Will Afghanistan Allow U.S. Drone Strikes into Pakistan?
from Politics, Power, and Preventive Action and Center for Preventive Action

Will Afghanistan Allow U.S. Drone Strikes into Pakistan?

Yesterday, the CIA was suspected of conducting a drone strike consisting of three or four missiles that destroyed part of a madrasa in the Hangu district of the Khyber Pakhtunkhwa province in Pakistan. The strikes killed either five or six people, who were reported to be members of the Haqqani Network, which has been involved in many suicide and roadside bomb attacks against U.S. forces in Afghanistan.  Of more than 350 CIA drone strikes in Pakistan since 2004, yesterday’s strike was just the fourth outside of the Federally Administered Tribal Areas (FATA).

As I noted last month, U.S. drone strikes in Pakistan are down almost 40 percent this year compared to the same period in 2012. Within thirteen months, there is the possibility that the United States will be unable to conduct any drone strikes in Pakistan, if the government of Afghanistan enforces the bilateral U.S.-Afghanistan defense and security cooperation agreement. The text of this negotiated agreement has been agreed to by both countries, but it still requires the endorsement of the Afghan council of provincial leaders that were all approved by President Hamid Kharzai, known as a loya jirga. However, the agreement, as posted on the Ministry of Foreign Affairs website, is explicit about how the United States can use Afghan sovereign territory:

Desiring to continue to foster close cooperation concerning defense and security arrangements in order to strengthen security and stability in Afghanistan, contribute to regional and international peace and stability, combat terrorism, achieve a region which is no longer a safe haven for al-Qaida and its affiliates, and enhance the ability of Afghanistan to deter threats against its sovereignty, security, and territorial integrity; and noting that the United States does not seek permanent military facilities in Afghanistan, or a presence that is a threat to Afghanistan’s neighbors, and has pledged not to use Afghan territory or facilities as a launching point for attacks against other countries;

Since 2011, when Islamabad kicked the last remaining CIA personnel and contractors out of Pakistani airbases, all U.S. drone strikes have been flown from airbases across the border in Afghanistan. If the United States keeps its pledge and Afghanistan actually enforces the agreement (both big ifs), there is no other plausible alternative host-nation from which the United States would receive permission to conduct drone strikes into northwest Pakistan. Armed drones flying from U.S. naval platforms are a few years away, but the distance from the Arabian Sea to the FATA is significant, posing greater operational risk to drones themselves, and also potentially further exacerbating anti-U.S. sentiment in Pakistan by overflying populated areas.
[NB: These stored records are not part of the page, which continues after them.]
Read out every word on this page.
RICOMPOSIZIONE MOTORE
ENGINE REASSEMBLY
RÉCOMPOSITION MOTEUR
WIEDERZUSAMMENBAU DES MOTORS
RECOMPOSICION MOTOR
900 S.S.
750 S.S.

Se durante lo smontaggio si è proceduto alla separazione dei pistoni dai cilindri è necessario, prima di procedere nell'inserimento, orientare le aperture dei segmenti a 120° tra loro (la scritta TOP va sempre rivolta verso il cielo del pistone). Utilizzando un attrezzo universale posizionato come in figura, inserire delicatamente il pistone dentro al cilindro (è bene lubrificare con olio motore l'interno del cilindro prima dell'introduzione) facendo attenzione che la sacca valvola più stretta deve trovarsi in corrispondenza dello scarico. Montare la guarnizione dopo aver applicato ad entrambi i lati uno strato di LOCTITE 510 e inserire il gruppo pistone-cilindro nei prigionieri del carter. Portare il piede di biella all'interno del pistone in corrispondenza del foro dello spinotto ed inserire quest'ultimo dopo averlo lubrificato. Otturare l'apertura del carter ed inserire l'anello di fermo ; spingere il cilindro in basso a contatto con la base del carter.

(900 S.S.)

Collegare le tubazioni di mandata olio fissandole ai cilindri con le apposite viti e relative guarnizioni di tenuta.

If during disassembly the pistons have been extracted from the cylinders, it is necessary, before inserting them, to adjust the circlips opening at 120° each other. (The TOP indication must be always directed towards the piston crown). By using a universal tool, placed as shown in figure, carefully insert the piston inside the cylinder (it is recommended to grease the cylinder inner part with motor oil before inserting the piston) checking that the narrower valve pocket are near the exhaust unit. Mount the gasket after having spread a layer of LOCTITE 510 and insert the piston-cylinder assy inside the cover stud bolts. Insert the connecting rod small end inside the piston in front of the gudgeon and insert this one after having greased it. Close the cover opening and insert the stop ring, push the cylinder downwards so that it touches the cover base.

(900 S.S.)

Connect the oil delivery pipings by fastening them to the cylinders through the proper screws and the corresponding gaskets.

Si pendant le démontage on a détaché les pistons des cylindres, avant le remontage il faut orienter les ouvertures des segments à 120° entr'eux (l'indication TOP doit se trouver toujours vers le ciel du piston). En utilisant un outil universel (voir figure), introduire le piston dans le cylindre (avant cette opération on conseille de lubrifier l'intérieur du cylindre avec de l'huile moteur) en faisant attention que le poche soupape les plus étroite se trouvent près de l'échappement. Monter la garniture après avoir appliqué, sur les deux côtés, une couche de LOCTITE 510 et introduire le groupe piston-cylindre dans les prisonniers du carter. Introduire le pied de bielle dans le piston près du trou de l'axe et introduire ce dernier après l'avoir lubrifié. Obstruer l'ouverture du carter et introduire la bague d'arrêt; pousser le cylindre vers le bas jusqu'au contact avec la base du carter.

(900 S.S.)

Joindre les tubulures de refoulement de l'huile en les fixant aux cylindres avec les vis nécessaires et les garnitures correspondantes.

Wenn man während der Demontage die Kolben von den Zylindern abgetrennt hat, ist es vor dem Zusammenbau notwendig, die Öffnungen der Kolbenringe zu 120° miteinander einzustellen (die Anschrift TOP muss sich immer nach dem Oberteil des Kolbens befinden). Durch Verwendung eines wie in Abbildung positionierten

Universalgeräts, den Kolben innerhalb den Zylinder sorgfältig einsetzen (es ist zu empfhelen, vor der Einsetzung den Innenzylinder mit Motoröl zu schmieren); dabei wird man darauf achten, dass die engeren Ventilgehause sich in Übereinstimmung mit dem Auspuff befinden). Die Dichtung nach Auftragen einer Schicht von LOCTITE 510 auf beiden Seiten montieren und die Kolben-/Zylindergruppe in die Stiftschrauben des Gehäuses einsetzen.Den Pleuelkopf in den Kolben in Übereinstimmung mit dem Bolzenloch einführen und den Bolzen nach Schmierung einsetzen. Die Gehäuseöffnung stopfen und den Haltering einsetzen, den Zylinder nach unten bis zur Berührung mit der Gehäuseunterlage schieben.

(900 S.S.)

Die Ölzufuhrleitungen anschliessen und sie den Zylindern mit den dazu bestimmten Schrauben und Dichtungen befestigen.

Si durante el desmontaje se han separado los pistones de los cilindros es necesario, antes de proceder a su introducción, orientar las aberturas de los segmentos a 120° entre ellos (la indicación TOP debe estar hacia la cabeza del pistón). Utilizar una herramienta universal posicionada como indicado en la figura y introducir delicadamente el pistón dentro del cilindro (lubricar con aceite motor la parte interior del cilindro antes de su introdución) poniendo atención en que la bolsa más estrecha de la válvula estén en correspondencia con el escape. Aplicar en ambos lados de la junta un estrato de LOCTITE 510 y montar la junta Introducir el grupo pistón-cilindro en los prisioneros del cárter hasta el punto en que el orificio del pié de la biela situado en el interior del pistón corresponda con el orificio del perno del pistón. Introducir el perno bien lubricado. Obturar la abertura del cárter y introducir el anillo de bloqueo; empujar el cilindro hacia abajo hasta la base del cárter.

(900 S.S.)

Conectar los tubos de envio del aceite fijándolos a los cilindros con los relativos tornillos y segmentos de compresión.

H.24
I had predicted in March 2012 that this scenario could emerge. It is possible that continued U.S. drone strikes in Pakistan will be tacitly accepted by Karzai’s successor in exchange for bags of CIA cash, and the estimated three billion dollars in overt funding for Afghan security forces. Yet, enforcing sovereign host-nation basing rights, overflight rights, shutter control, and constrained rules of engagement are part of the normal behavior of an independent, sovereign country, which Afghanistan might finally be.